Statistics South Africa has not provided a clear explanation for the decline, but several factors may be contributing. Stricter enforcement against drunk driving has led many to prefer drinking at home.
Alcoholic beverages in bars are also two to three times more expensive than at retail outlets. In addition, unlicensed shebeens, which are not captured in official surveys, continue to attract a portion of alcohol consumption.
Despite the ongoing fall, the pattern of bar sales remains inconsistent. For example, December, typically a peak month due to the festive season, saw a 22.8% year-on-year drop.
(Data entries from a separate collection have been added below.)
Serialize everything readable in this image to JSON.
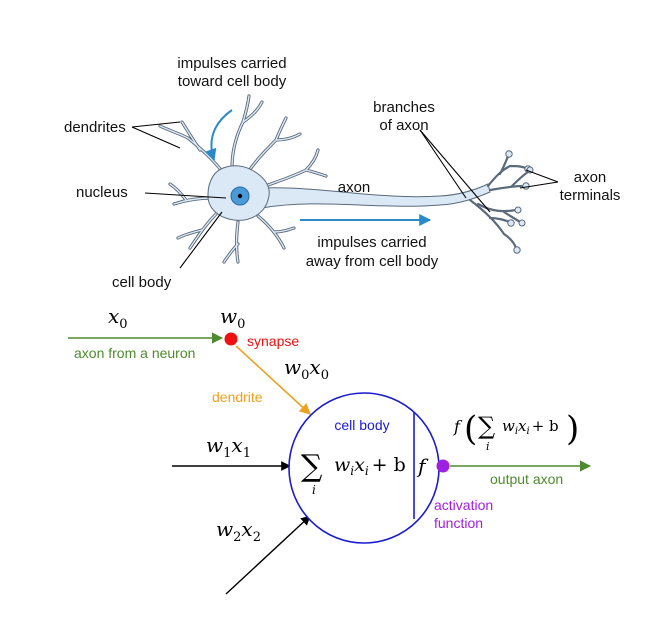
{
  "neuron": {
    "labels": {
      "impulses_toward_1": "impulses carried",
      "impulses_toward_2": "toward cell body",
      "dendrites": "dendrites",
      "nucleus": "nucleus",
      "cell_body": "cell body",
      "axon": "axon",
      "branches_1": "branches",
      "branches_2": "of axon",
      "terminals_1": "axon",
      "terminals_2": "terminals",
      "impulses_away_1": "impulses carried",
      "impulses_away_2": "away from cell body"
    }
  },
  "model": {
    "x0": "x",
    "x0_sub": "0",
    "w0": "w",
    "w0_sub": "0",
    "axon_from_neuron": "axon from a neuron",
    "synapse": "synapse",
    "w0x0_w": "w",
    "w0x0_ws": "0",
    "w0x0_x": "x",
    "w0x0_xs": "0",
    "dendrite": "dendrite",
    "cell_body": "cell body",
    "w1x1_w": "w",
    "w1x1_ws": "1",
    "w1x1_x": "x",
    "w1x1_xs": "1",
    "w2x2_w": "w",
    "w2x2_ws": "2",
    "w2x2_x": "x",
    "w2x2_xs": "2",
    "sum_symbol": "∑",
    "sum_index": "i",
    "sum_w": "w",
    "sum_x": "x",
    "sub_i": "i",
    "plus_b": "+ b",
    "f": "f",
    "out_f": "f",
    "out_lparen": "(",
    "out_sum": "∑",
    "out_index": "i",
    "out_w": "w",
    "out_x": "x",
    "out_sub_i": "i",
    "out_plus_b": "+ b",
    "out_rparen": ")",
    "output_axon": "output axon",
    "activation_1": "activation",
    "activation_2": "function"
  },
  "colors": {
    "axon_in": "#4e8a2e",
    "synapse": "#ee1111",
    "dendrite": "#eea020",
    "cell_body": "#1a1ad0",
    "activation": "#a020e0",
    "output": "#4e8a2e",
    "impulse_arrow": "#2a8ac8",
    "neuron_fill": "#dbe8f6",
    "nucleus": "#4a9ad8"
  }
}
The last recorded increase in real bar sales occurred in May 2025, while July and August 2025 saw declines of 15.6% and 14.0% respectively.
In contrast, food sales continue to perform strongly. In January 2026, food sales rose by 7.1% year-on-year, reflecting South Africans’ and tourists’ continued appetite for dining out.
Food sales account for the largest portion of restaurant revenue, representing 87.5% of total sales, while bar sales contribute only 10.7%. Other income, such as cover charges, venue hire, and equipment rentals, makes up the remaining 1.9%.
The dominance of food sales means total revenue trends more closely mirror food rather than bar sales. Overall, 2025 saw total annual sales grow by 3.5% in real terms, recovering from a 1.7% decline in 2024.
The minor dips in food sales during February and June 2025 slightly impacted total sales, but the strong growth in food revenue helped offset the decline in bar sales.
While bars face ongoing challenges, the broader food and beverage industry continues to show resilience, providing a positive outlook for operators and investors alike.